Immigration is complex

Just back from a seminar called “Immigration 101” taught at Tulsa University by Attorney Laura Bachman. One thing is clear. Immigration in the United States has no easy answers. She started with the question, “Why doesn’t someone just get their green card?” She answered by showing the complexity of the law and the long process of becoming a U.S. citizen. At minimum, it takes 3 years and can take a decade.

One of our neighborhood elementary schools that we partner with in Neighborhood Kitchens called the church this week asking if we could help a family in crisis. The mother of three children was unable to work because she is undocumented, and her husband is out of work. (I’ll call her Maria.) Maria was desperate and needing assistance. Together with two school workers, who both speak Spanish, we outlined the process she would have to go through in order to help her children.

Her goal was to get social security cards for all of them, and she lacked one. This allows her to apply for WIC and food stamps.

We helped her with groceries, some money, and I prayed for her there in the school room we were using. But the road ahead for Maria is long.

In general, people in our neighborhood in East Tulsa have fake ID cards. They obtain them from various places in East Tulsa. A person can attempt to use this to get social security or other forms of ID or assistance. Sometimes people get caught using them and are naturally nervous.

What would it take for someone to get a legit ID?

Two or three forms of ID. And most people don’t have that, a birth certificate, a passport. For someone from Mexico, they would have to apply for an $18 ID from Mexican consulate in Little Rock, Arkansas, or they could apply for a passport for $200. Many opt for getting fake IDs.
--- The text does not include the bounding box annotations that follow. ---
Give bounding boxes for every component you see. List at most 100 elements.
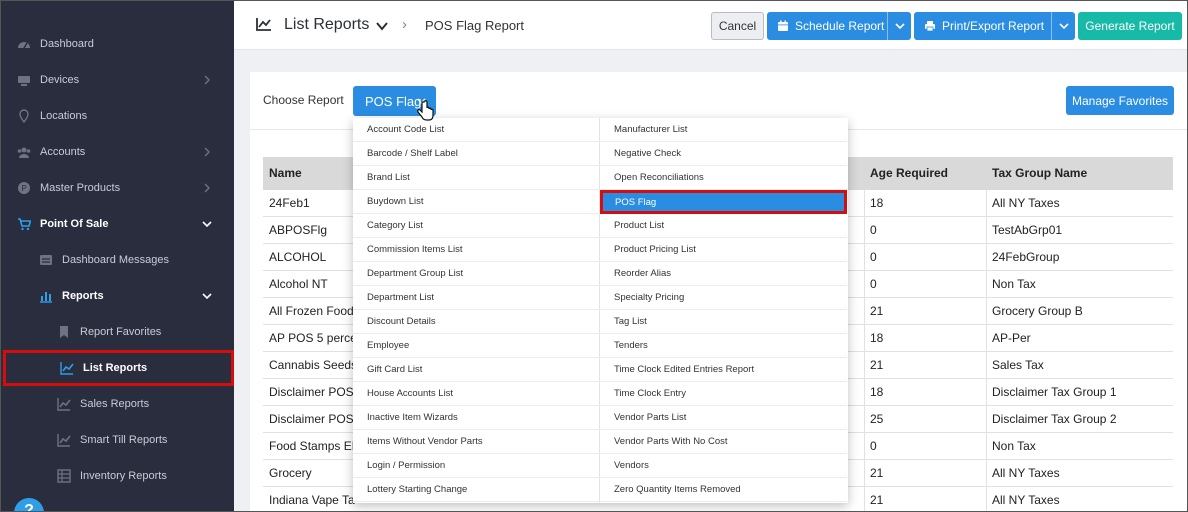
page-title: List Reports (284, 16, 370, 33)
cell-age: 21 (870, 358, 884, 372)
menu-item[interactable]: Lottery Starting Change (353, 478, 600, 502)
sidebar-item-label: Reports (62, 290, 104, 302)
sidebar-item-label: Dashboard (40, 38, 94, 50)
menu-item[interactable]: Open Reconciliations (600, 166, 847, 190)
menu-item[interactable]: Tag List (600, 310, 847, 334)
column-header-age[interactable]: Age Required (870, 166, 948, 180)
generate-report-button[interactable]: Generate Report (1078, 12, 1182, 40)
cell-name: Indiana Vape Ta (269, 493, 355, 507)
chevron-down-icon[interactable] (376, 21, 388, 31)
calendar-icon (778, 20, 788, 31)
sidebar-item-list-reports[interactable]: List Reports (3, 350, 234, 386)
sidebar-item-dashboard-messages[interactable]: Dashboard Messages (0, 242, 234, 278)
menu-item[interactable]: Vendor Parts List (600, 406, 847, 430)
cell-tax: TestAbGrp01 (992, 223, 1063, 237)
menu-item[interactable]: Zero Quantity Items Removed (600, 478, 847, 502)
sidebar-item-point-of-sale[interactable]: Point Of Sale (0, 206, 234, 242)
sidebar-item-label: Point Of Sale (40, 218, 109, 230)
sidebar-item-dashboard[interactable]: Dashboard (0, 26, 234, 62)
line-chart-icon (57, 433, 71, 447)
sidebar-item-sales-reports[interactable]: Sales Reports (0, 386, 234, 422)
cancel-button[interactable]: Cancel (711, 12, 764, 40)
help-chat-icon[interactable]: ? (14, 498, 44, 512)
menu-item[interactable]: Gift Card List (353, 358, 600, 382)
menu-item[interactable]: Login / Permission (353, 454, 600, 478)
column-header-tax[interactable]: Tax Group Name (992, 166, 1087, 180)
cell-name: Food Stamps EE (269, 439, 355, 453)
menu-item[interactable]: Brand List (353, 166, 600, 190)
cell-age: 21 (870, 493, 884, 507)
menu-item[interactable]: Time Clock Edited Entries Report (600, 358, 847, 382)
sidebar-item-smart-till-reports[interactable]: Smart Till Reports (0, 422, 234, 458)
sidebar-item-label: List Reports (83, 362, 148, 374)
menu-item[interactable]: Vendors (600, 454, 847, 478)
sidebar-item-accounts[interactable]: Accounts (0, 134, 234, 170)
chevron-down-icon (202, 219, 212, 229)
sidebar-item-label: Smart Till Reports (80, 434, 168, 446)
sidebar-item-label: Report Favorites (80, 326, 162, 338)
menu-item[interactable]: Specialty Pricing (600, 286, 847, 310)
print-export-dropdown[interactable] (1051, 12, 1075, 40)
sidebar-item-inventory-reports[interactable]: Inventory Reports (0, 458, 234, 494)
cell-age: 0 (870, 439, 877, 453)
sidebar-item-label: Dashboard Messages (62, 254, 170, 266)
menu-item[interactable]: Barcode / Shelf Label (353, 142, 600, 166)
menu-item[interactable]: Commission Items List (353, 238, 600, 262)
schedule-report-button[interactable]: Schedule Report (767, 12, 911, 40)
report-dropdown-menu: Account Code List Barcode / Shelf Label … (353, 118, 848, 503)
sidebar: Dashboard Devices Locations Accounts P M… (0, 0, 234, 512)
menu-item[interactable]: Vendor Parts With No Cost (600, 430, 847, 454)
sidebar-item-report-favorites[interactable]: Report Favorites (0, 314, 234, 350)
cell-age: 0 (870, 250, 877, 264)
cell-age: 18 (870, 196, 884, 210)
sidebar-item-label: Inventory Reports (80, 470, 167, 482)
menu-item[interactable]: Items Without Vendor Parts (353, 430, 600, 454)
cell-name: ABPOSFlg (269, 223, 328, 237)
menu-item[interactable]: Product List (600, 214, 847, 238)
menu-item[interactable]: Buydown List (353, 190, 600, 214)
manage-favorites-button[interactable]: Manage Favorites (1066, 86, 1174, 115)
cell-tax: All NY Taxes (992, 196, 1060, 210)
menu-item[interactable]: Discount Details (353, 310, 600, 334)
cell-name: ALCOHOL (269, 250, 327, 264)
menu-item[interactable]: Inactive Item Wizards (353, 406, 600, 430)
cell-age: 21 (870, 466, 884, 480)
menu-item[interactable]: Employee (353, 334, 600, 358)
cell-tax: 24FebGroup (992, 250, 1060, 264)
cell-tax: Disclaimer Tax Group 1 (992, 385, 1117, 399)
schedule-report-dropdown[interactable] (887, 12, 911, 40)
cell-name: Disclaimer POS (269, 412, 354, 426)
line-chart-icon (57, 397, 71, 411)
menu-item[interactable]: Account Code List (353, 118, 600, 142)
sidebar-item-master-products[interactable]: P Master Products (0, 170, 234, 206)
sidebar-item-devices[interactable]: Devices (0, 62, 234, 98)
sidebar-item-locations[interactable]: Locations (0, 98, 234, 134)
chevron-right-icon (202, 183, 212, 193)
menu-item[interactable]: Category List (353, 214, 600, 238)
cell-name: Disclaimer POS (269, 385, 354, 399)
sidebar-item-label: Devices (40, 74, 80, 86)
line-chart-icon (60, 361, 74, 375)
column-header-name[interactable]: Name (269, 166, 302, 180)
print-export-button[interactable]: Print/Export Report (914, 12, 1075, 40)
cell-tax: All NY Taxes (992, 493, 1060, 507)
menu-item[interactable]: Department List (353, 286, 600, 310)
selected-report-label: POS Flag (365, 93, 422, 109)
menu-item[interactable]: Time Clock Entry (600, 382, 847, 406)
menu-column-left: Account Code List Barcode / Shelf Label … (353, 118, 600, 503)
menu-item-active[interactable]: POS Flag (600, 190, 847, 214)
menu-item[interactable]: House Accounts List (353, 382, 600, 406)
sidebar-item-reports[interactable]: Reports (0, 278, 234, 314)
bookmark-icon (57, 325, 71, 339)
breadcrumb[interactable]: POS Flag Report (425, 18, 524, 33)
menu-item[interactable]: Tenders (600, 334, 847, 358)
devices-icon (17, 73, 31, 87)
chevron-down-icon (894, 23, 905, 30)
menu-item[interactable]: Reorder Alias (600, 262, 847, 286)
menu-item[interactable]: Manufacturer List (600, 118, 847, 142)
menu-item[interactable]: Department Group List (353, 262, 600, 286)
menu-item[interactable]: Negative Check (600, 142, 847, 166)
menu-item[interactable]: Product Pricing List (600, 238, 847, 262)
cell-tax: Non Tax (992, 439, 1036, 453)
chevron-right-icon (202, 147, 212, 157)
I don’t know how much they cost.

Those who are undocumented, not legal permanent residents or citizens are living scared. And some say well they should since they are breaking the law. But how does a kindergarten child break the law? How is a mother who is brought illegally to the U.S. and is forced to remain home bound for 10 years breaking the law?

Most of us are not lawyers or immigration officials, so we need help in this area, and that’s why I went to this seminar. But when I told my wife, Jill, a little about the complexity of becoming a citizen, about Maria’s plight this week, she asked, “What do we do?” That’s always a great question for us, and sometimes we can’t do as much as we’d like, but here are some suggestions.
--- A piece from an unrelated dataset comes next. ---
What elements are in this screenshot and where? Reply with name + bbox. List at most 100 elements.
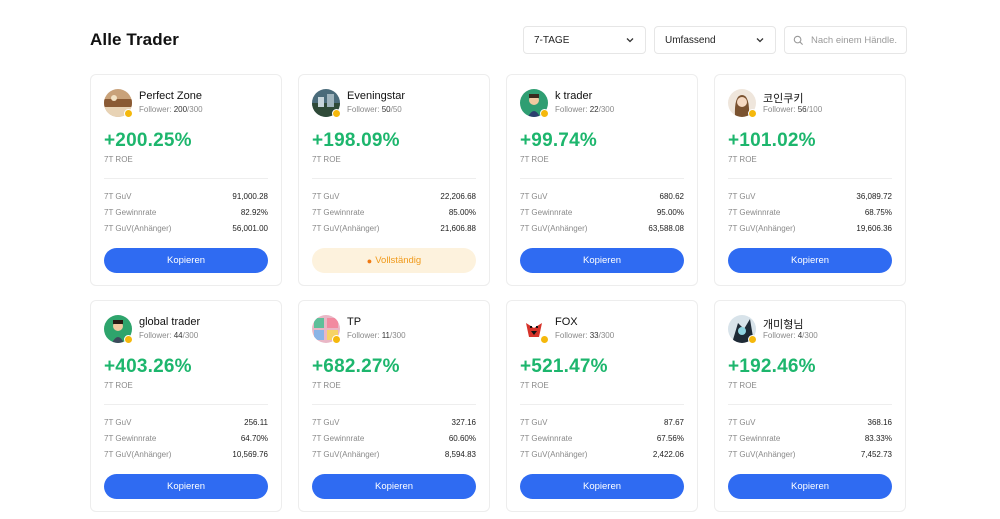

  1. Get in touch with someone in your city or state who is an authority on immigration.
  2. Find out lawyers who deal in immigration law or take clients who are seeking to immigrate.
  3. Love people without doling out easy answers. Don’t assume someone can “just get their green card” or that they are maliciously not fully legal.
  4. Help where you can give assistance to people struggling, and encourage each person to do the right thing, not to use fake ID, and help them get resources, legal advice to know the process that will protect their rights but also lead them down the path of legal immigration.